In [29] Nicholson, Cheek and Antal study the case of a mono-directional graph where the time tends first to infinity with fixed mutation probabilities. In particular they obtain the almost sure first-order asymptotics of the size of the different mutant sub-populations. Under the non-increasing growth rate condition, they are able to characterized the distribution of the limit random variables they obtained. Without any condition on the growth rates, they study the distribution of the random limit they obtained under the small mutation probabilities limit, using the hypothesis of an approximating model with less stochasticity. Notice that the mutation regime they study is not the large population power law mutation rates regime of Eq. (1) as considered in the present work. Under the latter regime both the size of the population goes to infinity and the mutation probabilities to 0, through the parameter n, see Equation (1).

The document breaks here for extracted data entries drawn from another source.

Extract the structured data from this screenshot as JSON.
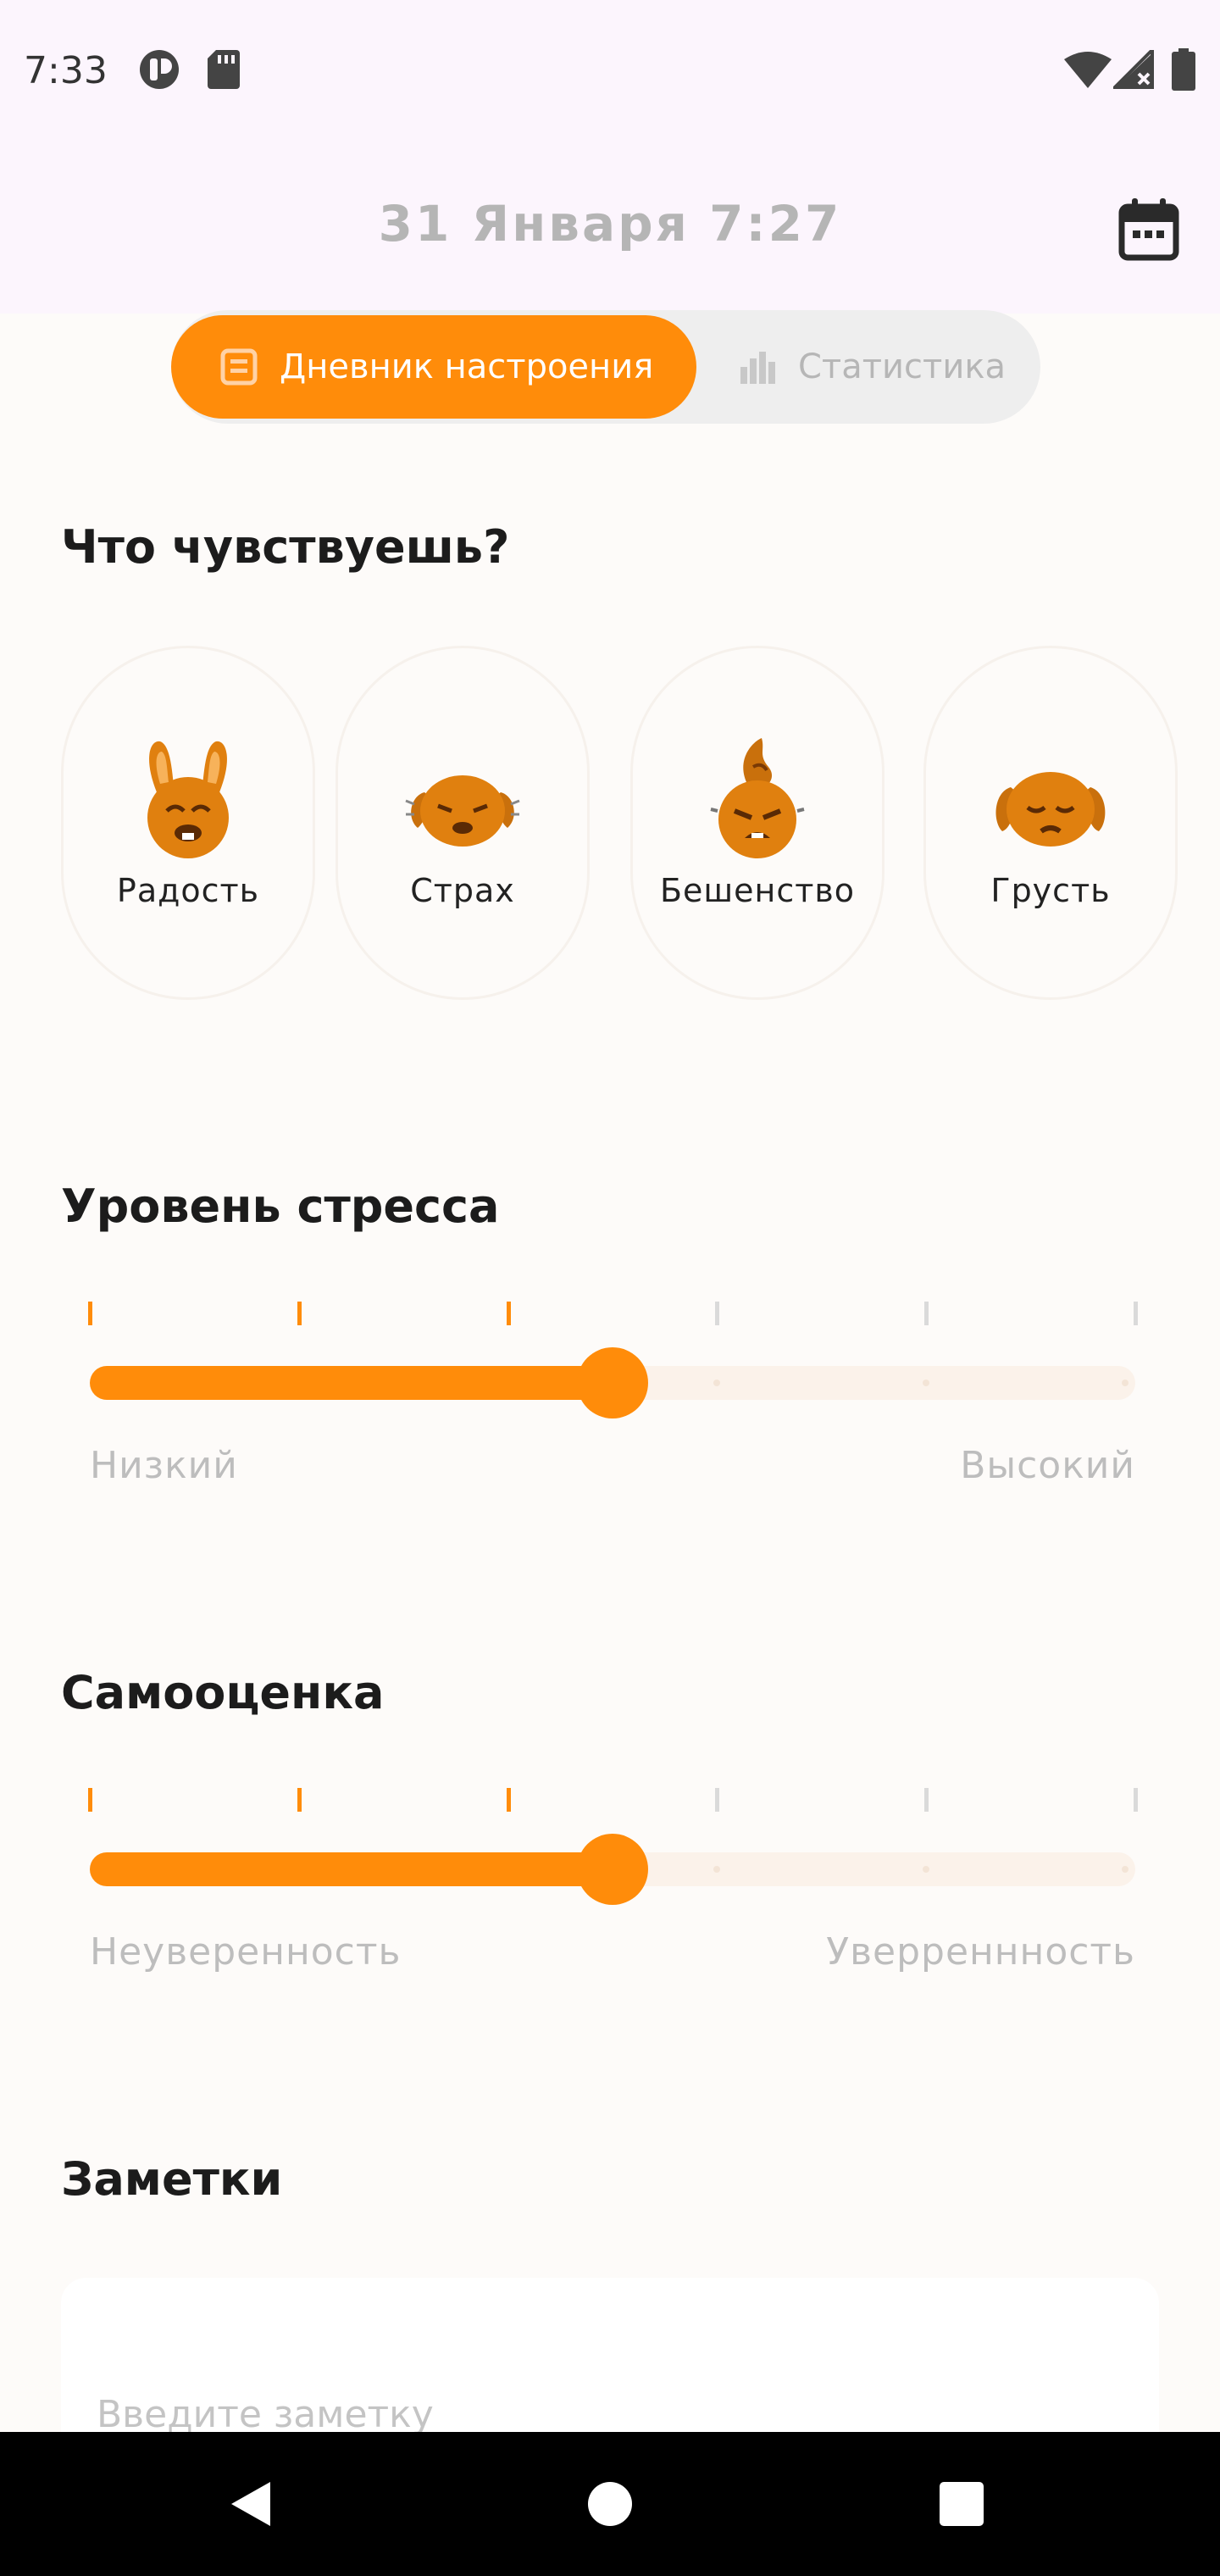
{
  "status_bar": {
    "time": "7:33",
    "icons": [
      "tracking-app-icon",
      "sd-card-icon",
      "wifi-icon",
      "no-signal-icon",
      "battery-icon"
    ]
  },
  "header": {
    "title": "31 Января 7:27",
    "calendar_icon": "calendar-icon"
  },
  "tabs": [
    {
      "label": "Дневник настроения",
      "icon": "diary-icon",
      "active": true
    },
    {
      "label": "Статистика",
      "icon": "bar-chart-icon",
      "active": false
    }
  ],
  "emotions": {
    "title": "Что чувствуешь?",
    "items": [
      {
        "label": "Радость",
        "icon": "joy-bunny-icon"
      },
      {
        "label": "Страх",
        "icon": "fear-bunny-icon"
      },
      {
        "label": "Бешенство",
        "icon": "rage-bunny-icon"
      },
      {
        "label": "Грусть",
        "icon": "sad-bunny-icon"
      }
    ]
  },
  "stress": {
    "title": "Уровень стресса",
    "min_label": "Низкий",
    "max_label": "Высокий",
    "value_fraction": 0.5,
    "steps": 5
  },
  "self_esteem": {
    "title": "Самооценка",
    "min_label": "Неуверенность",
    "max_label": "Уверреннность",
    "value_fraction": 0.5,
    "steps": 5
  },
  "notes": {
    "title": "Заметки",
    "placeholder": "Введите заметку",
    "value": ""
  },
  "nav": {
    "icons": [
      "back-icon",
      "home-icon",
      "recents-icon"
    ]
  },
  "colors": {
    "accent": "#FF8C0A",
    "background": "#FDFBF9",
    "header_bg": "#FCF5FD",
    "muted": "#BDBDBD"
  }
}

In [18] Gunnarson, Leder and Zhang study a similar model as the one in the present work and are also interested in capturing the evolution over time of the genetic diversity of a population of cells, using in their case the well-known summary statistic called the site frequency spectrum (SFS). The main difference is the mutation regime because they are not considering the power law mutation rates limit. In their case the mutation probabilities are fixed. Also, they restrict the study to the neutral cancer evolution case. In particular, as in the present work, they capture the first-order asymptotics of the SFS at a fixed time and at the random time at which the population first reaches a certain size. Two noticeable similarities in the results are that the first-order asymptotics of the SFS converges to a random limit when evaluated at a fixed time and to a deterministic limit when evaluated at the stochastic previous time. One could argue that in the present work the correct convergence for the latter case is actually a stochastic limit. But the stochasticity is fully given by the survival of the initial lineage of cells of trait 0, so conditioned on such an event at the end the limit is a deterministic one. In particular the results of Gunnarson, Leder and Zhang are all conditioned on nonextinction of the population.

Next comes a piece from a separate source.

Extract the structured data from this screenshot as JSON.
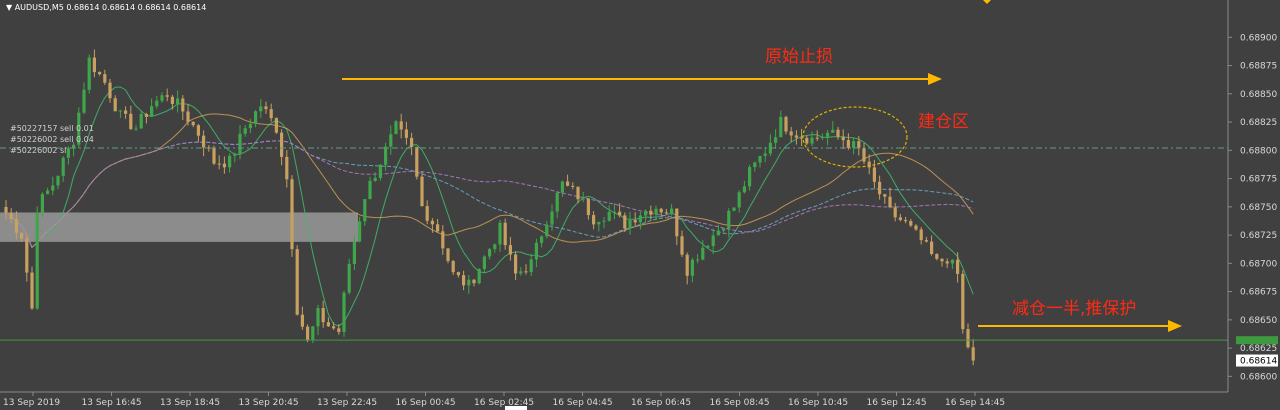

In [16] Gamblin and Lambert study a model of an exponentially growing asexual population that undergoes cyclic bottlenecks under the large population power law mutation rates regime. Their trait space is composed of 4 sub-populations 00, 10, 01 and 11, where two paths of mutations are possible 00 7→ 10 7→ 11 and 00 7→ 01 7→ 11. They study the special case where one mutation (10) has a high-rate but is a weakly beneficial mutation whereas the other mutation (01) has a low-rate but is a strongly beneficial mutation. In particular they show the noticeable result that due to cyclic bottlenecks only a unique evolutionary path unfolds but modifying their intensity and period implies that all paths can be explored. Their work relies on a deterministic approximation of the wild-type sub-population 00 and some parts of the analysis of the behavior of the model is only obtained due to heuristics. The present work, and more specifically Theorem 2.2 because they are considering selective mutations, can be used and adapted to consider the case of cyclic bottlenecks in order to prove rigorously their results, in the specific trait space that they consider as well as on a general finite trait space.


The rest of the paper is organised as follows. In Section 2 the results and their biological interpretations are given. Sections 3 and 4 are dedicated to prove Theorem 2.1, which assumes Equation (5). In Section 3 the mathematical definition of the model is given for an infinite mono-directional graph as well as the proof in this particular case. The generalisation of the proof from an infinite mono-directional graph to a general finite graph is given in Section 4. In Section 5, Theorem 2.2 is proved adapting results from [13].